Sales of point-of-care products increase steadily
The market for point-of-care (POC) testing products – such as pregnancy tests and glucose monitoring devices – is currently growing at a rate of 6 percent per year, said a new report from healthcare market research publisher Kalorama Information.
In its study, “The World Market for Point of Care (POC) Diagnostics,” Kalorama noted that the growth in the $16.7 billion industry is higher than expected and is being driven mainly by the prevalence of chronic diseases and globalization of infectious diseases.
Point of care is a broad term used to describe in vitro diagnostic tests used by either patients themselves or in physicians' offices, clinics and other patient care sites. Unlike tests sent to a central lab, point-of-care tests provide rapid results that can immediately influence treatment decisions.

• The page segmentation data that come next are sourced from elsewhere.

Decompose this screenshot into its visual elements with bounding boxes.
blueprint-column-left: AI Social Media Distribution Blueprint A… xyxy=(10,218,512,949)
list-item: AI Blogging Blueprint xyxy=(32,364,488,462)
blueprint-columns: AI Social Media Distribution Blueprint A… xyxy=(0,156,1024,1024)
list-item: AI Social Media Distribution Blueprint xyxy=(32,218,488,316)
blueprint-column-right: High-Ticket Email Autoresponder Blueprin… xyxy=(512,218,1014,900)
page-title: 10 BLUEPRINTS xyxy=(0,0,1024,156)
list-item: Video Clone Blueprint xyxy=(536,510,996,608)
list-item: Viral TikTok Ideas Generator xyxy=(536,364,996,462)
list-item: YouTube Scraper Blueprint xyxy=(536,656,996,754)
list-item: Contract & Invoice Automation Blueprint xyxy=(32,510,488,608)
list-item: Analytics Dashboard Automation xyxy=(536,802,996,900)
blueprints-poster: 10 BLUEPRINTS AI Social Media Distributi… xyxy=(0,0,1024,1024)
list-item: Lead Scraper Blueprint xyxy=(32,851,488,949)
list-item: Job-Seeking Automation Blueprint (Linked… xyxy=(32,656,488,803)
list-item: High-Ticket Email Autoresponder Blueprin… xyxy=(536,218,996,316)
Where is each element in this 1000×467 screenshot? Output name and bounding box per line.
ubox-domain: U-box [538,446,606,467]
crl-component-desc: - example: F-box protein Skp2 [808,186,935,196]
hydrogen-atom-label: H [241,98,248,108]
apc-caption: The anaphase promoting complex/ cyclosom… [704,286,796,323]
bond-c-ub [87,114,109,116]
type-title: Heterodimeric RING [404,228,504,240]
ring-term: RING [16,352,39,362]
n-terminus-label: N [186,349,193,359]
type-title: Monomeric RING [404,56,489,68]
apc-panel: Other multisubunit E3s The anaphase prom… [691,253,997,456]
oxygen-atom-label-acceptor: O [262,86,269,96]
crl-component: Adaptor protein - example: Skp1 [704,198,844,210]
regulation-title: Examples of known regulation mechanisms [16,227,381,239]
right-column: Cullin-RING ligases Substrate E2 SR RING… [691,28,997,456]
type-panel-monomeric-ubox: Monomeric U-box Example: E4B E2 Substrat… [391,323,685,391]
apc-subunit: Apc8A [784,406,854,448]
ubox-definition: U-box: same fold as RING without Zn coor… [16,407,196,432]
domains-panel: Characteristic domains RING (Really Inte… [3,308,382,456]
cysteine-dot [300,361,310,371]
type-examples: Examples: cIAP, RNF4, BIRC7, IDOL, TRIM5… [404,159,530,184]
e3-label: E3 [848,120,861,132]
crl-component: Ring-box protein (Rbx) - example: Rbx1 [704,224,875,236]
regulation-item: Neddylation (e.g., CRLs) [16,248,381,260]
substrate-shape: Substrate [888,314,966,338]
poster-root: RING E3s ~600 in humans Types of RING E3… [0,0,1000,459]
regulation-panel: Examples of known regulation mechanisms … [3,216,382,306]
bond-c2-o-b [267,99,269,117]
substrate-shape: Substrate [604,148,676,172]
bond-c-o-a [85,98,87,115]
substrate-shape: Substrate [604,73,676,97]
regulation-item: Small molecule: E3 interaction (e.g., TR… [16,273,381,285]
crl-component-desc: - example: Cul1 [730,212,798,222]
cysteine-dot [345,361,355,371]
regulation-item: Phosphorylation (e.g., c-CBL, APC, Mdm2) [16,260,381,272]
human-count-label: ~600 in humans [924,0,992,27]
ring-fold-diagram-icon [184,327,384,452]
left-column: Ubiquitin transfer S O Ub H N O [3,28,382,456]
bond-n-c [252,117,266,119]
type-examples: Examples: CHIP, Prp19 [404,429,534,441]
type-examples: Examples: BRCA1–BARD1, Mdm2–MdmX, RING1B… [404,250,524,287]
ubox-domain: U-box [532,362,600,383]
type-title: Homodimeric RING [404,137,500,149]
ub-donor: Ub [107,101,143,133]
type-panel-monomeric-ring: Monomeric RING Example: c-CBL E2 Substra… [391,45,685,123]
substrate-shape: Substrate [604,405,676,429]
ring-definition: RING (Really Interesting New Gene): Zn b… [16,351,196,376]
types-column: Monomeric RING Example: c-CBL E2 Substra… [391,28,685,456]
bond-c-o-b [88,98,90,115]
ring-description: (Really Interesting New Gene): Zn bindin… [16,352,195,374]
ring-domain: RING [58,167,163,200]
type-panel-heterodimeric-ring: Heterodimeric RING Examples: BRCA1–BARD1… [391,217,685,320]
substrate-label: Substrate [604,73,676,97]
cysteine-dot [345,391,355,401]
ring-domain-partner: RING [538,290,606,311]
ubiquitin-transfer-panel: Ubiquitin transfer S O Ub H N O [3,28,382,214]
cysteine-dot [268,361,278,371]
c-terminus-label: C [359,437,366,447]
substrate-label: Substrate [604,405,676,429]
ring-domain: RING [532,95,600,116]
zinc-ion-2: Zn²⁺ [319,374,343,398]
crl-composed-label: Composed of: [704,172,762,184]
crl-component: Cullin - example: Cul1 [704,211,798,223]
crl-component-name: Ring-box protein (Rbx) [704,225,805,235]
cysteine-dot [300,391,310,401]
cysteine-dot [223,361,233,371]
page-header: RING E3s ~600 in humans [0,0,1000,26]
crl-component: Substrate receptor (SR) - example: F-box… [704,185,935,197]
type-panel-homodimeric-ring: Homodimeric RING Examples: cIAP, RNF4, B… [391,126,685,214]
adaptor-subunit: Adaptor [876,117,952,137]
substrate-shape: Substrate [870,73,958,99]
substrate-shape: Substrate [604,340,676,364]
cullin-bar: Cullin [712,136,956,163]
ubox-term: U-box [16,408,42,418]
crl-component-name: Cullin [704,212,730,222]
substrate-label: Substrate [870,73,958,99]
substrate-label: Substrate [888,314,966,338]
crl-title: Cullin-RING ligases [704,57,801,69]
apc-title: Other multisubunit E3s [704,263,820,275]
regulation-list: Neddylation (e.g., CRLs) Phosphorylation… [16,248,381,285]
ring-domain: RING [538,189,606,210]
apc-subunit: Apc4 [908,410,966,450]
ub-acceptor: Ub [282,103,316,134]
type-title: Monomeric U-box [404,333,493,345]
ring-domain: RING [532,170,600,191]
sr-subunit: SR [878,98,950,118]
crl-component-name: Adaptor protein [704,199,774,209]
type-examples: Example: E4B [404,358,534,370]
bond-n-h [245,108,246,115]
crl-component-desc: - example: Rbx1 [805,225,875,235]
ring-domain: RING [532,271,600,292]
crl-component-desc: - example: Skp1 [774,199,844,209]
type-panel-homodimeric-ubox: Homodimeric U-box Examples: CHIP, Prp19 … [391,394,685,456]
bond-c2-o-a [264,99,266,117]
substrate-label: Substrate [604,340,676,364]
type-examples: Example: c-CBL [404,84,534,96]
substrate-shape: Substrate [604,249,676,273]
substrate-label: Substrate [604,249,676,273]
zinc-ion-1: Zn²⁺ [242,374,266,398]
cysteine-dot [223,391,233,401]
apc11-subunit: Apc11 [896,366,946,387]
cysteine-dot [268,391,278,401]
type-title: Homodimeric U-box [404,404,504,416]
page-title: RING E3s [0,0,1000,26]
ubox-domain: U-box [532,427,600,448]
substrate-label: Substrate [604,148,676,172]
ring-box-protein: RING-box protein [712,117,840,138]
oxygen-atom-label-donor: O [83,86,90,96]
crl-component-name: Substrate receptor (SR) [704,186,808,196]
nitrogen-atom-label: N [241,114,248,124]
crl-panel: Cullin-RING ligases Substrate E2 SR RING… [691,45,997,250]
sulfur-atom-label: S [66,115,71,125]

“It remains one of the best testing sectors for proving the idea that test usage can reduce costs since POC tests can help determine treatment and improve patient outcomes or treatment costs,” said Bruce Carlson, Kalorama’s publisher. “This combined with demographic factors such as the increasing number of patients diagnosed with diabetes – glucose testing is the largest segment of the POC market – are fueling growth in POC testing.”

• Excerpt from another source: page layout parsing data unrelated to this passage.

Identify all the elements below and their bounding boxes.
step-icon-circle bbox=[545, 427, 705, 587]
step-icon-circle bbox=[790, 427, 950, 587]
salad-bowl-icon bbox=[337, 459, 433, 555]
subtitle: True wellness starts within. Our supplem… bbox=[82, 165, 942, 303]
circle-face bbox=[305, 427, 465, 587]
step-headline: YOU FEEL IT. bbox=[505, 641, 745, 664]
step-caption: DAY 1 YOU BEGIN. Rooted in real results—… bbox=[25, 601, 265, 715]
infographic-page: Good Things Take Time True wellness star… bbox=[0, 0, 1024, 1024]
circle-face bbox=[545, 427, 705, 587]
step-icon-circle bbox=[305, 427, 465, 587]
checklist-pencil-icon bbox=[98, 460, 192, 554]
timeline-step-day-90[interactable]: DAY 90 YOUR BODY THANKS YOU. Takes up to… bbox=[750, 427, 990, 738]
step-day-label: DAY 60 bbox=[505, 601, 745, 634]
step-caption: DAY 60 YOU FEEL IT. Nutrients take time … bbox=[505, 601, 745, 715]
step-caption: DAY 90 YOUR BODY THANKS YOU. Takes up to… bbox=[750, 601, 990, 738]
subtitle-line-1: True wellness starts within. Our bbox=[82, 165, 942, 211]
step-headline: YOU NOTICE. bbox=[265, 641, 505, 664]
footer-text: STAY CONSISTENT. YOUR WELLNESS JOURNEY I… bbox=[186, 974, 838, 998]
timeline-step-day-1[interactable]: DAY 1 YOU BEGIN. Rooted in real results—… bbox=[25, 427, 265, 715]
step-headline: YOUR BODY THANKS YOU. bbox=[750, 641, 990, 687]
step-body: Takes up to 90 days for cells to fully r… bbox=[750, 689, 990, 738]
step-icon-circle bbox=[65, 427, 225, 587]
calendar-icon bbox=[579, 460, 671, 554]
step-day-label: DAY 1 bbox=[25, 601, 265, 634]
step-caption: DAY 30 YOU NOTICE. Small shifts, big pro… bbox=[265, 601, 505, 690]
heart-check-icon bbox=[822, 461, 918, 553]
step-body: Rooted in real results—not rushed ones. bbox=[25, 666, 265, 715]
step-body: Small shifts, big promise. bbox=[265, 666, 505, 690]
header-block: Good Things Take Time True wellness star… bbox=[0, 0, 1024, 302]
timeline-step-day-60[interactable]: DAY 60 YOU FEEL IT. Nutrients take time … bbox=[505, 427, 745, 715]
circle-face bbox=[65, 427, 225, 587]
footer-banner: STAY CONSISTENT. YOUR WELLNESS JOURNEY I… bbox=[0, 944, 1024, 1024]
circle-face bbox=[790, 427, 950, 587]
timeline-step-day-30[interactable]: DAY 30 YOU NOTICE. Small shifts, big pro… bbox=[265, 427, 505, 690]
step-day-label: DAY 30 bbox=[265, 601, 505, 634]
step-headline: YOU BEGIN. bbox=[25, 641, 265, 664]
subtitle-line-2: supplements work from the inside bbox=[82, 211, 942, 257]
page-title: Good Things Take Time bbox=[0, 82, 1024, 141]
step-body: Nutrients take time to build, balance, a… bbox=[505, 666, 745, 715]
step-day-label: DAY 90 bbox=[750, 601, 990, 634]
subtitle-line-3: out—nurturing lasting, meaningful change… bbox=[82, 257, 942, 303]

According to Carlson, several other factors are also driving growth.
“Healthcare has also changed to better accommodate these tests,” he said. “We’ve seen growth in specialty clinics, retail clinics and other decentralized locations for patient care. Economic factors are driving the need to reduce the length of patient stays in hospitals, reduce backlog in areas such as emergency departments as patients wait for test results, etc. Also, there’s a problem unique to central labs – a shortage of qualified medical technologists to work in centralized laboratories. All these factors continue to drive POC innovation, healthcare organization and investor interest.”
[See also: HAI diagnostics market grew 10 percent in 2011]

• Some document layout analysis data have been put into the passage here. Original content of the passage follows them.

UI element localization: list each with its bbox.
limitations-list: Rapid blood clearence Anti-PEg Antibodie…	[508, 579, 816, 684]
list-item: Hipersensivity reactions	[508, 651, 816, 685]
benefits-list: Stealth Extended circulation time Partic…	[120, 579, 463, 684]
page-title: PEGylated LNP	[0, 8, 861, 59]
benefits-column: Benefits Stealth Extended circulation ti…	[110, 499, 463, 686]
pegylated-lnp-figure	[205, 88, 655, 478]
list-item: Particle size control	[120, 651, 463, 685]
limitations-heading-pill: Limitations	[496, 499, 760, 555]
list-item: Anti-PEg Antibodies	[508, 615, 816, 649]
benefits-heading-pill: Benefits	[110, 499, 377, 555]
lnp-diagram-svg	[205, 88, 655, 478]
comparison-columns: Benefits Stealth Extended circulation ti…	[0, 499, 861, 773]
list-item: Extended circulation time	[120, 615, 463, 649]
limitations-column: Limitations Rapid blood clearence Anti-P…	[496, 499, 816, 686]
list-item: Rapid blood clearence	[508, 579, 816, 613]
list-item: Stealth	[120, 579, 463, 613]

Although the future looks bright for the future of the POC market, Carlson notes a few possible pitfalls, including staff training and the higher cost of POC tests.
“At a central lab, the level of training of personnel performing the POC test will usually be better,” said Carlson. “Cost is also a factor that could limit growth. The cost of POC tests is often higher than the cost of the same test performed in a central laboratory.”